The following process flow summarizes the steps that you take to configure a Match transformation for identity match analysis. You can define a process that uses the Match transformation alone or that uses the Match transformation and other transformations.
Before you connect the Match transformation to upstream data objects, verify that the records contain unique sequence identifier values. You can use a Key Generator transformation to create the values. When you perform identity match analysis, you can optionally organize the input data into groups.
Perform the following steps in the Match transformation:
Specify identity analysis as the match type, and specify the number of data sources.
If you configure the transformation to analyze two data sets, select a master data set.
Use the
Match Type
view to set the type and the number of data sources.
Identify the location to store the index data. The transformation can write the index data to temporary files or save the index data to database tables.
Use the
Match Type
view to specify the index data store.
Define a match analysis strategy.
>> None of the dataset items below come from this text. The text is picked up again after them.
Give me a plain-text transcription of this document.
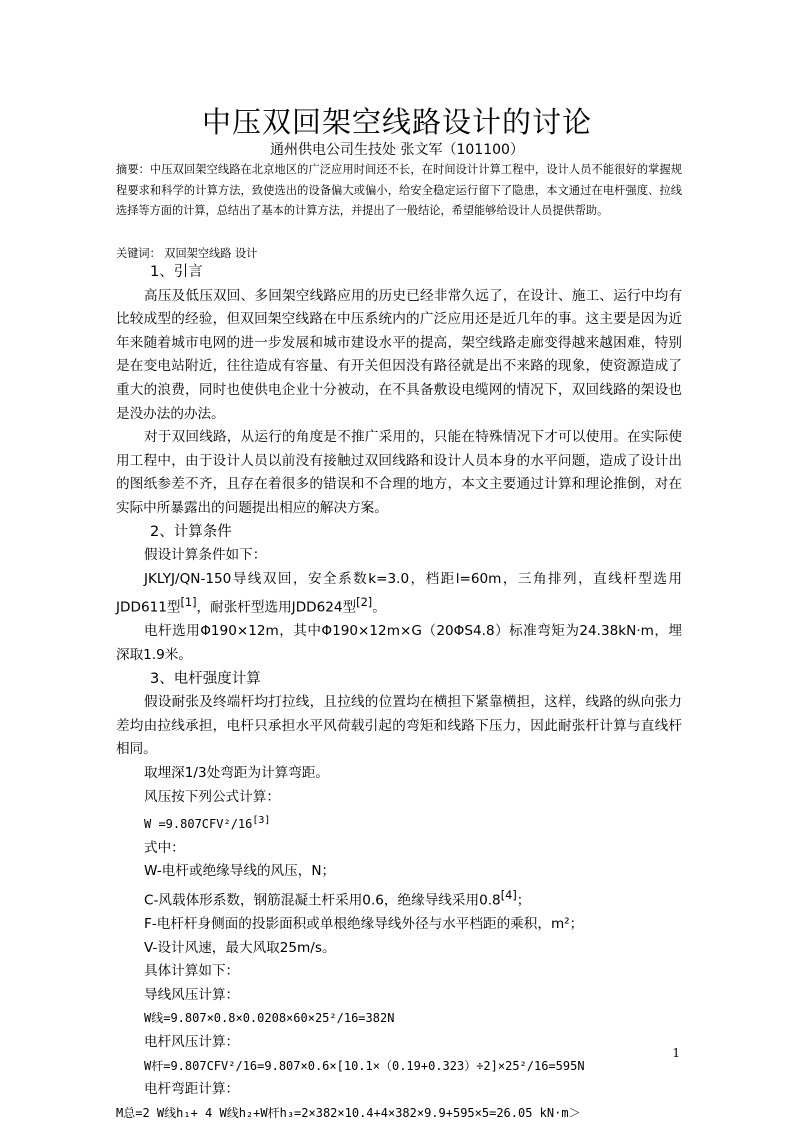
中压双回架空线路设计的讨论
通州供电公司生技处 张文军（101100）
摘要：中压双回架空线路在北京地区的广泛应用时间还不长，在时间设计计算工程中，设计人员不能很好的掌握规程要求和科学的计算方法，致使选出的设备偏大或偏小，给安全稳定运行留下了隐患，本文通过在电杆强度、拉线选择等方面的计算，总结出了基本的计算方法，并提出了一般结论，希望能够给设计人员提供帮助。
关键词： 双回架空线路 设计

1、引言

高压及低压双回、多回架空线路应用的历史已经非常久远了，在设计、施工、运行中均有比较成型的经验，但双回架空线路在中压系统内的广泛应用还是近几年的事。这主要是因为近年来随着城市电网的进一步发展和城市建设水平的提高，架空线路走廊变得越来越困难，特别是在变电站附近，往往造成有容量、有开关但因没有路径就是出不来路的现象，使资源造成了重大的浪费，同时也使供电企业十分被动，在不具备敷设电缆网的情况下，双回线路的架设也是没办法的办法。

对于双回线路，从运行的角度是不推广采用的，只能在特殊情况下才可以使用。在实际使用工程中，由于设计人员以前没有接触过双回线路和设计人员本身的水平问题，造成了设计出的图纸参差不齐，且存在着很多的错误和不合理的地方，本文主要通过计算和理论推倒，对在实际中所暴露出的问题提出相应的解决方案。

2、计算条件

假设计算条件如下：

JKLYJ/QN-150导线双回，安全系数k=3.0，档距l=60m，三角排列，直线杆型选用JDD611型[1]，耐张杆型选用JDD624型[2]。

电杆选用Φ190×12m，其中Φ190×12m×G（20ΦS4.8）标准弯矩为24.38kN·m，埋深取1.9米。

3、电杆强度计算

假设耐张及终端杆均打拉线，且拉线的位置均在横担下紧靠横担，这样，线路的纵向张力差均由拉线承担，电杆只承担水平风荷载引起的弯矩和线路下压力，因此耐张杆计算与直线杆相同。

取埋深1/3处弯距为计算弯距。

风压按下列公式计算：

W =9.807CFV²/16[3]

式中：

W-电杆或绝缘导线的风压，N；

C-风载体形系数，钢筋混凝土杆采用0.6，绝缘导线采用0.8[4]；

F-电杆杆身侧面的投影面积或单根绝缘导线外径与水平档距的乘积，m²；

V-设计风速，最大风取25m/s。

具体计算如下：

导线风压计算：

W线=9.807×0.8×0.0208×60×25²/16=382N

电杆风压计算：

W杆=9.807CFV²/16=9.807×0.6×[10.1×（0.19+0.323）÷2]×25²/16=595N

电杆弯距计算：

M总=2 W线h₁+ 4 W线h₂+W杆h₃=2×382×10.4+4×382×9.9+595×5=26.05 kN·m＞

1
Select a population and a comparison algorithm, and assign a pair of columns to the algorithm.
The population indicates the column pairs to select.
Use the
Strategies
view to define the strategy.
Specify the method that the transformation uses to generate the match analysis results.
Set the match threshold value. The match threshold is the minimum score that can identify two records as duplicates of one another.
Use the
Match Output
view to select the output method and the match threshold.
You can set the match threshold in a Match transformation or a Weighted Average transformation. Use the Weighted Average transformation if you create a match mapplet.